Thursday, April 21, 2011

Quote of the Day (G.K. Chesterton, on Charlotte Bronte)




“Charlotte Bronte electrified the world by showing that an infinitely older and more elemental truth could be conveyed by a novel in which no person, good or bad, had any manners at all. Her work represents the first great assertion that the humdrum life of modern civilisation is a disguise as tawdry and deceptive as the costume of a bal masque. She showed that abysses may exist inside a governess and eternities inside a manufacturer; her heroine is the commonplace spinster, with the dress of merino and the soul of flame. It is significant to notice that Charlotte Bronte, following consciously or unconsciously the great trend of her genius, was the first to take away from the heroine not only the artificial gold and diamonds of wealth and fashion, but even the natural gold and diamonds of physical beauty and grace. Instinctively she felt that the whole of the exterior must be made ugly that the whole of the interior might be made sublime. She chose the ugliest of women in the ugliest of centuries, and revealed within them all the hells and heavens of Dante.”—G.K. Chesterton, Varied Types (1908)

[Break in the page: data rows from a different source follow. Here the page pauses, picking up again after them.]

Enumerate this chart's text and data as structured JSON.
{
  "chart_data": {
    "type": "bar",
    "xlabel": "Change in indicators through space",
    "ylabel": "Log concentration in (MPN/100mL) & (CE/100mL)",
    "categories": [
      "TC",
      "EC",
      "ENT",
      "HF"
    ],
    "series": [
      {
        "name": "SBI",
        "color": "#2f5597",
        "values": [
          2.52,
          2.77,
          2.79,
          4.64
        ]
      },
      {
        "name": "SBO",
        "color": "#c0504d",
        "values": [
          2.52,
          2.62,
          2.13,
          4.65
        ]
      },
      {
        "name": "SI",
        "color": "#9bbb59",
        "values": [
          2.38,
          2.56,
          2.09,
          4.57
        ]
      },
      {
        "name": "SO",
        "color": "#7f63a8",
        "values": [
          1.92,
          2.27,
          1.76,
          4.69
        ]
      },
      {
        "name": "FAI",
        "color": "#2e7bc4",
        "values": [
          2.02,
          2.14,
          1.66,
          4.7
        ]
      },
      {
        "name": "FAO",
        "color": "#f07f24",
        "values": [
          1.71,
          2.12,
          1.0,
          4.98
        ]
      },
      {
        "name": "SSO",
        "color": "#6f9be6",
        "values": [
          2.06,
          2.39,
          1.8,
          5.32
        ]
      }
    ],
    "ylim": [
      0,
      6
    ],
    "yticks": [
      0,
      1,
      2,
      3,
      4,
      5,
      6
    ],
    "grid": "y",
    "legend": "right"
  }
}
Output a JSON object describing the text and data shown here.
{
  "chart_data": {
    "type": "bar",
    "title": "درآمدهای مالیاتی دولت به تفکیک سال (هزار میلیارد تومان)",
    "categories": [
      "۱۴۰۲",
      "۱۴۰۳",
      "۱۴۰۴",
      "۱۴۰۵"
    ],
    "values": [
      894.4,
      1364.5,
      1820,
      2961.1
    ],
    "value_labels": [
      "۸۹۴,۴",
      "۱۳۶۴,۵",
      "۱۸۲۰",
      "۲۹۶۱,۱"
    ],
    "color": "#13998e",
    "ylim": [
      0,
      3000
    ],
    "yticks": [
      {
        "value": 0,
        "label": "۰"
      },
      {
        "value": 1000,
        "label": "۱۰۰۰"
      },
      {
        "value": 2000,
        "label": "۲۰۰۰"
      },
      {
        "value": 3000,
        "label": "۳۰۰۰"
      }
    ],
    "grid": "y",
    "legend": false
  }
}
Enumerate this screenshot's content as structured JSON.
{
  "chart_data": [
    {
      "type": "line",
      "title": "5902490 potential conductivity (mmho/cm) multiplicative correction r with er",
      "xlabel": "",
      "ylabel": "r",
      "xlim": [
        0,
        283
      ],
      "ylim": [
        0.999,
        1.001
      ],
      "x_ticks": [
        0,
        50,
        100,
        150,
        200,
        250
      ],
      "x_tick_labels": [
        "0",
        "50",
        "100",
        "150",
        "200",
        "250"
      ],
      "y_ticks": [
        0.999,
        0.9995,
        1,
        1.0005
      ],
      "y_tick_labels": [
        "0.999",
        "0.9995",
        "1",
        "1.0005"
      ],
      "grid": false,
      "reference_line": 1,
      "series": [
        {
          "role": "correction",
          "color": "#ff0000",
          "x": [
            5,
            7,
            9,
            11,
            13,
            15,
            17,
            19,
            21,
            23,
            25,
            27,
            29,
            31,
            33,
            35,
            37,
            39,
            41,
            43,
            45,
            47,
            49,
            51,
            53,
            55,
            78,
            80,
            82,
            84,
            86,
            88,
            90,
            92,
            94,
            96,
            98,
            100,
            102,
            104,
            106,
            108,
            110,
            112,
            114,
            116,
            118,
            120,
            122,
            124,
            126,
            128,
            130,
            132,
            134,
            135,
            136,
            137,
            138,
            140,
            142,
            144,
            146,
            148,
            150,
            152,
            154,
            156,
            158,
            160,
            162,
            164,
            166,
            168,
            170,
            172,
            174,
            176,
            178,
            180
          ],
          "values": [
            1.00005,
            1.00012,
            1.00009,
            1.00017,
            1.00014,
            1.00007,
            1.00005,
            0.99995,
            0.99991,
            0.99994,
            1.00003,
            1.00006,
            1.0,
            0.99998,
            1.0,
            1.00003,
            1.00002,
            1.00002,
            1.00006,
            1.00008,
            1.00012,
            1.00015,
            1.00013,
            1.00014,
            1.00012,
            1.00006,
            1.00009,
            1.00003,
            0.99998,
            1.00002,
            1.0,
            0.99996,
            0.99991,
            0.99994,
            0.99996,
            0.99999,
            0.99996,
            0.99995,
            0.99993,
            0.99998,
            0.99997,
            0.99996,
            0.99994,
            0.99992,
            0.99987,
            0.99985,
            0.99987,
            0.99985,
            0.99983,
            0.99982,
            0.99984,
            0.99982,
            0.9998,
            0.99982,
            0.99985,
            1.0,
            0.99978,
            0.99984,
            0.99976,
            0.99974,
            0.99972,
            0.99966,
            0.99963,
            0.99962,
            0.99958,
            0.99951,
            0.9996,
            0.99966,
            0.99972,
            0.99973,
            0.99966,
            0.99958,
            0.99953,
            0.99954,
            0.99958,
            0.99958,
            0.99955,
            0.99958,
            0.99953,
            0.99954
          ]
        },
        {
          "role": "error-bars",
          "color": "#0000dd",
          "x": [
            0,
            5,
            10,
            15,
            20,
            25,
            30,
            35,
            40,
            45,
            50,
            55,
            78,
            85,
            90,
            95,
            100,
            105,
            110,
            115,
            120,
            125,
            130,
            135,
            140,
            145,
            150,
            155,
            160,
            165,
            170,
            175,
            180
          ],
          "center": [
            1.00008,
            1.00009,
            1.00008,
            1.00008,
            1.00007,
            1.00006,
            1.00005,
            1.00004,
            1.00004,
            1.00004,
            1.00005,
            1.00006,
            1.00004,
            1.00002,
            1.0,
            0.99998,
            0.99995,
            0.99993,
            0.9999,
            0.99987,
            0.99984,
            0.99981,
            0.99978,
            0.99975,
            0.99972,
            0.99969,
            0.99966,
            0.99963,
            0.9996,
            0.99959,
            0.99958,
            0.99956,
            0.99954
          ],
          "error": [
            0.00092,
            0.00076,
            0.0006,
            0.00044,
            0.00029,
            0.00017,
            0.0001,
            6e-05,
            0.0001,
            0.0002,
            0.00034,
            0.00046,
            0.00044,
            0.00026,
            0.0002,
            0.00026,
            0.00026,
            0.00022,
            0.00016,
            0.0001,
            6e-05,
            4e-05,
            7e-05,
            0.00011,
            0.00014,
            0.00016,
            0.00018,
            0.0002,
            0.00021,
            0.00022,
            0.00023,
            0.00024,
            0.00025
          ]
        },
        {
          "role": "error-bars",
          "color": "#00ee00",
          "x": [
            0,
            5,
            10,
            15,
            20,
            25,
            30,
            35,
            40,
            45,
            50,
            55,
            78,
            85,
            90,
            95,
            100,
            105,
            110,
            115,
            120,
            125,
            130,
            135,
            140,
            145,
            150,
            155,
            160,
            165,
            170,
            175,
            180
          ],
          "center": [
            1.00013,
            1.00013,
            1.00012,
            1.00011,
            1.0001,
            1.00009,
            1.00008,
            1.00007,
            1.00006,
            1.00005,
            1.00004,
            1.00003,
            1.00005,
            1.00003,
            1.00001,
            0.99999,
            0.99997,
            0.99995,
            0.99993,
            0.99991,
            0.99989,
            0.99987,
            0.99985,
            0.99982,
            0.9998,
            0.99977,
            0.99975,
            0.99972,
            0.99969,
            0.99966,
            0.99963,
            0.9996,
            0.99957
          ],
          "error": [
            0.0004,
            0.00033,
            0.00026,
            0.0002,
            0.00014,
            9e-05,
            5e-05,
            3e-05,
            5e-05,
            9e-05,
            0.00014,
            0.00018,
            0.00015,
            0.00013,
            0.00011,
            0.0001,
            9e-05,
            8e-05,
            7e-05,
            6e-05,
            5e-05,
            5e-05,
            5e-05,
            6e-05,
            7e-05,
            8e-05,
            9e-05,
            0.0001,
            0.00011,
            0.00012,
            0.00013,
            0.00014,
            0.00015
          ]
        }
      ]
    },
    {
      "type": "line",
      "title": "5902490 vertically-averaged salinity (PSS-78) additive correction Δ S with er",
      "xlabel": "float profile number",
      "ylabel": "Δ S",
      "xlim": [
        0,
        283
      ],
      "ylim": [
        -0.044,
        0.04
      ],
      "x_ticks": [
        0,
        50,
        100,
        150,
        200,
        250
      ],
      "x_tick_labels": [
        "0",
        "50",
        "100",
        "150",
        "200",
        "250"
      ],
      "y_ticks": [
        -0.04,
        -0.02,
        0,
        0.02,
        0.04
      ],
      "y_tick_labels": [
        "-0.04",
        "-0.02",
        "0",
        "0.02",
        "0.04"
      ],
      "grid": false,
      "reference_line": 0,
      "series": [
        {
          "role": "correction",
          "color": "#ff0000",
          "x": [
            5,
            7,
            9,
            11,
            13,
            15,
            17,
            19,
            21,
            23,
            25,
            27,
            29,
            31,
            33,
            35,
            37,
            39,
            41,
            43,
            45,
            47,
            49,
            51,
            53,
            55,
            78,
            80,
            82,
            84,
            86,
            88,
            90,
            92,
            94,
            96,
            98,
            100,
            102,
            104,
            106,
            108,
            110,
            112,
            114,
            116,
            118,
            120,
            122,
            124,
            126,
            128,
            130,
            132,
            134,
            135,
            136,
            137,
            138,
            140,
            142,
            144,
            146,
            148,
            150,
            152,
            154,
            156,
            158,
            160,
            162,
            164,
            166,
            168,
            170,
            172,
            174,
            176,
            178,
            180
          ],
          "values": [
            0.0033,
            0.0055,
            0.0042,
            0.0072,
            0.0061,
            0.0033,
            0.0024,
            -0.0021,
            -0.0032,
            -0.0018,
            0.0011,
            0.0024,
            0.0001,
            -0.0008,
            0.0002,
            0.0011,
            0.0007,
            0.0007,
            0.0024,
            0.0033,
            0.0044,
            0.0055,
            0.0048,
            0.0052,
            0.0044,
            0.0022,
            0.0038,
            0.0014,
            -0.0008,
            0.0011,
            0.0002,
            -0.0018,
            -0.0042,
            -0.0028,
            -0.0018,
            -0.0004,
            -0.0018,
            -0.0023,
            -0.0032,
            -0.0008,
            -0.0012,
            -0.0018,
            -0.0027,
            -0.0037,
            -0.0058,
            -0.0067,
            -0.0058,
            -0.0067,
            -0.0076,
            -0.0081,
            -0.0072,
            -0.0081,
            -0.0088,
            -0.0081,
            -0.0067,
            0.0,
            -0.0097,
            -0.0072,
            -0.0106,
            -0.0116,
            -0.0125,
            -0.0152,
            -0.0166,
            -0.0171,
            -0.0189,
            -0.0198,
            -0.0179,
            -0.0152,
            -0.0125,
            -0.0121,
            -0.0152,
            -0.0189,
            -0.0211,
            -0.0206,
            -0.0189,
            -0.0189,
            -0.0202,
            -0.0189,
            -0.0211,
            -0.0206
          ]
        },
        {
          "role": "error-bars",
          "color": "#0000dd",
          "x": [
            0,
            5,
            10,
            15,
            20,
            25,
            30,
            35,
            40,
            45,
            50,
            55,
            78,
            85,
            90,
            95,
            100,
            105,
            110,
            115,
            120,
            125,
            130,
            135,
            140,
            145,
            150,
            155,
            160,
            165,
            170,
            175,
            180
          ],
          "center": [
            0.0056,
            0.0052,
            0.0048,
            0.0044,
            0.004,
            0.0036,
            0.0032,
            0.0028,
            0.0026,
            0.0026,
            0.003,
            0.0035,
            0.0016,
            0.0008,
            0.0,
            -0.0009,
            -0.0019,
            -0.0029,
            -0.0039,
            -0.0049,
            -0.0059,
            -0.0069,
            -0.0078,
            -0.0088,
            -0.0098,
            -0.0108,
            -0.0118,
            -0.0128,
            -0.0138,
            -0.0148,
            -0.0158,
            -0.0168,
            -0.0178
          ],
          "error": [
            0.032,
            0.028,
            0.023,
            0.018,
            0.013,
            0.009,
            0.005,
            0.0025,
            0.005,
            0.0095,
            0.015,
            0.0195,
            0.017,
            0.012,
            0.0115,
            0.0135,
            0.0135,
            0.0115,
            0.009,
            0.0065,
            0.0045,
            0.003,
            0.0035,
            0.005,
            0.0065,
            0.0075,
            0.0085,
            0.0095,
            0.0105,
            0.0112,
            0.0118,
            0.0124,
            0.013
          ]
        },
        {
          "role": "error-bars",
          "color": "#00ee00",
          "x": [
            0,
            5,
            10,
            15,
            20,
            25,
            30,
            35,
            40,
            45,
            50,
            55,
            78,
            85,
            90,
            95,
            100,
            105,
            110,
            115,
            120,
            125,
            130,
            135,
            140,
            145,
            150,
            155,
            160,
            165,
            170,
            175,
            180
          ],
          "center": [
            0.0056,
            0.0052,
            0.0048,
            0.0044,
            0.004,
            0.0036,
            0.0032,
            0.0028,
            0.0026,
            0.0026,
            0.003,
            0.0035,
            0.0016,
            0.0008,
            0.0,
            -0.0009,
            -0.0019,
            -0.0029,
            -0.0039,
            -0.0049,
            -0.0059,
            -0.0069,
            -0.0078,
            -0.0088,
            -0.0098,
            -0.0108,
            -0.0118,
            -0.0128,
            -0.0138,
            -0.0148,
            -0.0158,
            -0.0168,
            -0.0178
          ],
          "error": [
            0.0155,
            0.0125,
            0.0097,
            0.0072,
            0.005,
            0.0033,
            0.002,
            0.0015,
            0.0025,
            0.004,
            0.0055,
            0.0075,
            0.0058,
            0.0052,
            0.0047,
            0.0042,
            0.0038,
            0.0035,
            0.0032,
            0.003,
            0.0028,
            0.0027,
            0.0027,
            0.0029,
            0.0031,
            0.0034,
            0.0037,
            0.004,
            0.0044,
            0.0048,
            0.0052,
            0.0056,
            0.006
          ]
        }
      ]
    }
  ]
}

This season, another screen adaptation of Jane Eyre is upon us—and undoubtedly it won’t be long before we see yet another TV or film adaptation of the literary classic by Charlotte Bronte, who was born on this date in 1816.

Charlotte appears on the right with younger sisters Anne and Emily in the image accompanying this post. The original portrait was painted by brother Branwell, who—in a portent of his creative and personal oblivion—painted himself out later.

When it came time to release to the wider world the stories they told to sustain themselves while tending to alcoholic, drug-addicted Branwell, Charlotte, Emily and Anne used pseudonyms keyed to their initials but not readily identifiable by gender: Currer Bell (Charlotte), Ellis Bell (Emily) and Acton Bell (Anne). A good thing, too: after it became rumored that the author of Jane Eyre was female, the initially rather favorable critical reaction turned more hostile. A woman wasn’t supposed to write about such disturbing aspects of life.

In the second edition of the book, Bronte—still writing under her pen name—addressed these critics:

“The world may not like to see these ideas dissevered, for it has been accustomed to blend them; finding it convenient to make external show pass for sterling worth -- to let white-washed walls vouch for clean shrines. It may hate him who dares to scrutinise and expose -- to rase the gilding, and show base metal under it -- to penetrate the sepulchre, and reveal charnel relics: but hate as it will, it is indebted to him.”

Modern feminists find in Jane Eyre a questioning of patriarchal norms, but it is that and so much more. It is precisely the “disturbing aspects of life”—or, as the great essayist G.K. Chesterton might have put it, the disturbing aspects of interior life—to which contemporary reviewers objected that we continue to find so compelling today.


Like Henry James’ Washington Square, another novel about a shy, plain woman, it is about the hard-won struggle for individual autonomy and dignity by someone facing unbelievably difficult odds, forced to rely on intelligence and the wisdom gained by misfortune.